Saya bukan ingin memberikan penilaian tentang baik atau buruknya proses PILKADA. Saya juga tidak akan membuat tulisan layaknya seorang ahli dengan landasan-landasan teori, karena jujur saja saya tidak bisa. saya ini cuma orang biasa, yang tidak begitu tahu apa itu polatak - politik segala, tidak begitu mengerti apa itu Demokrasi yang hanya bisa saya dengar dari obrolannya orang-orang pinter di Kampung saya. Saya hanya ingin menuliskan pendapat saya sendiri tentang sebuah peristiwa yang merupakan pengalaman pribadi, tidak bermaksud untuk menjustisfikasi.
Peristiwanya begini :
Suatu hari, saat sedang jalan-jalan di kampung, saya melihat ada banyak orang yang berkumpul di Mesjid kampung( Di kampung saya, agak langka kejadian ada banyak orang yang kumpul di mesjid. Kecuali kalau lagi Lebaran, atau ada kematian, biasanya mesjid selalu sepi, yang sholat wajib hanya 1-2 orang saja) maka saya jadi heran, ini agak tidak biasa apakah orang-orang kampung sudah pada tobat semua? . Melihat keramaian itu, saya merasa tertarik untuk ikut bergabung. Saya bertanya pada Pak su Malik yang merupakan tetangga depan rumah.

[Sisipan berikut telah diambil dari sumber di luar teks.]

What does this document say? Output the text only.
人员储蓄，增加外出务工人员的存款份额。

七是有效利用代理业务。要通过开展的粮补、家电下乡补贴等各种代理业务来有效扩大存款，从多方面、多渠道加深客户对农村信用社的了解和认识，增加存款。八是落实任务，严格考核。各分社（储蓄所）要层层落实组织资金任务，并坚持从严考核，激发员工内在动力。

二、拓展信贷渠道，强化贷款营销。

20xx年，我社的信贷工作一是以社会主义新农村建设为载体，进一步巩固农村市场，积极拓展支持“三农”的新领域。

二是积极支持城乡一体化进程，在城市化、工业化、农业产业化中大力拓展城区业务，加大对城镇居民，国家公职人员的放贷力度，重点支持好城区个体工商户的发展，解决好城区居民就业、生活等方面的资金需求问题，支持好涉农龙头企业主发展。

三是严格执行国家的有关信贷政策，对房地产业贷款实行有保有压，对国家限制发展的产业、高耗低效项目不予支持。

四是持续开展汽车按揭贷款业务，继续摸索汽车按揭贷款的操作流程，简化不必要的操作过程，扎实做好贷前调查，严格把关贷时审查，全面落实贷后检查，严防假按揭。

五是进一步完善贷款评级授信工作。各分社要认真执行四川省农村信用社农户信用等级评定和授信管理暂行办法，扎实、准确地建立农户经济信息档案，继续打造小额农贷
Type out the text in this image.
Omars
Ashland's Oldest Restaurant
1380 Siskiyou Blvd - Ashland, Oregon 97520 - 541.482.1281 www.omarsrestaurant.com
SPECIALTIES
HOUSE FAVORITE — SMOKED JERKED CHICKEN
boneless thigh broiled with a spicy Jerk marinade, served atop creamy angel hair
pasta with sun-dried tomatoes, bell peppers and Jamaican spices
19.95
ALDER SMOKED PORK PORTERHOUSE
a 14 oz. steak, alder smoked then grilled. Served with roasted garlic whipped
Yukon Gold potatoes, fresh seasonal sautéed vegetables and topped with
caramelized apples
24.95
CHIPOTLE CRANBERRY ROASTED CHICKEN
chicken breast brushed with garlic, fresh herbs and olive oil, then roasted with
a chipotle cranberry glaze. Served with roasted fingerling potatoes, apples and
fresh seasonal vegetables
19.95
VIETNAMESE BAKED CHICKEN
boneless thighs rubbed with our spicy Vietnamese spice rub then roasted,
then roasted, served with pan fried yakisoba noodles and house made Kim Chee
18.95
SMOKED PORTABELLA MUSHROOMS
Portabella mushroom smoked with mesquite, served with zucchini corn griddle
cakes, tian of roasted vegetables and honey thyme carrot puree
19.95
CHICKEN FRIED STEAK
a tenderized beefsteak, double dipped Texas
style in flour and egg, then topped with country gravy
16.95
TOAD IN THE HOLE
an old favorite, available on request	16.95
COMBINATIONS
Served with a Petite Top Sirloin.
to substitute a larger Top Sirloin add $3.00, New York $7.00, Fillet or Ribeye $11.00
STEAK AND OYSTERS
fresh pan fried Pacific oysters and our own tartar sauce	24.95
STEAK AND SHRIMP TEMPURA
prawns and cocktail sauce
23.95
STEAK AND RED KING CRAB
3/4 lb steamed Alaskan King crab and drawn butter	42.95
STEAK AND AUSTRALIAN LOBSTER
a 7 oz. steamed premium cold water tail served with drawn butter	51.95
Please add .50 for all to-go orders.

Saya " Pak Su, ada apa ya? kok banyak orang2 yang pada kumpul disini?"
Pak Su " Wah! kamu ini ketinggalan berita, hari ini ada calon Bupati yang berkunjung ke Kampung kita"
Saya " Ohh! calon Bupati itu mau ngapain memangnya Pak Su?"
Pak su" Ya ampun! Ya mau kampanyelah, selain itu beliau juga mau nyumbang buat pembangunan mesjid kita" tambahnya sambil berbisik" mendingan kamu ikut, infonya beliau juga mau bagi2 amplop"
Saya" Beneran Pak Su? wah! boleh juga kalau begitu".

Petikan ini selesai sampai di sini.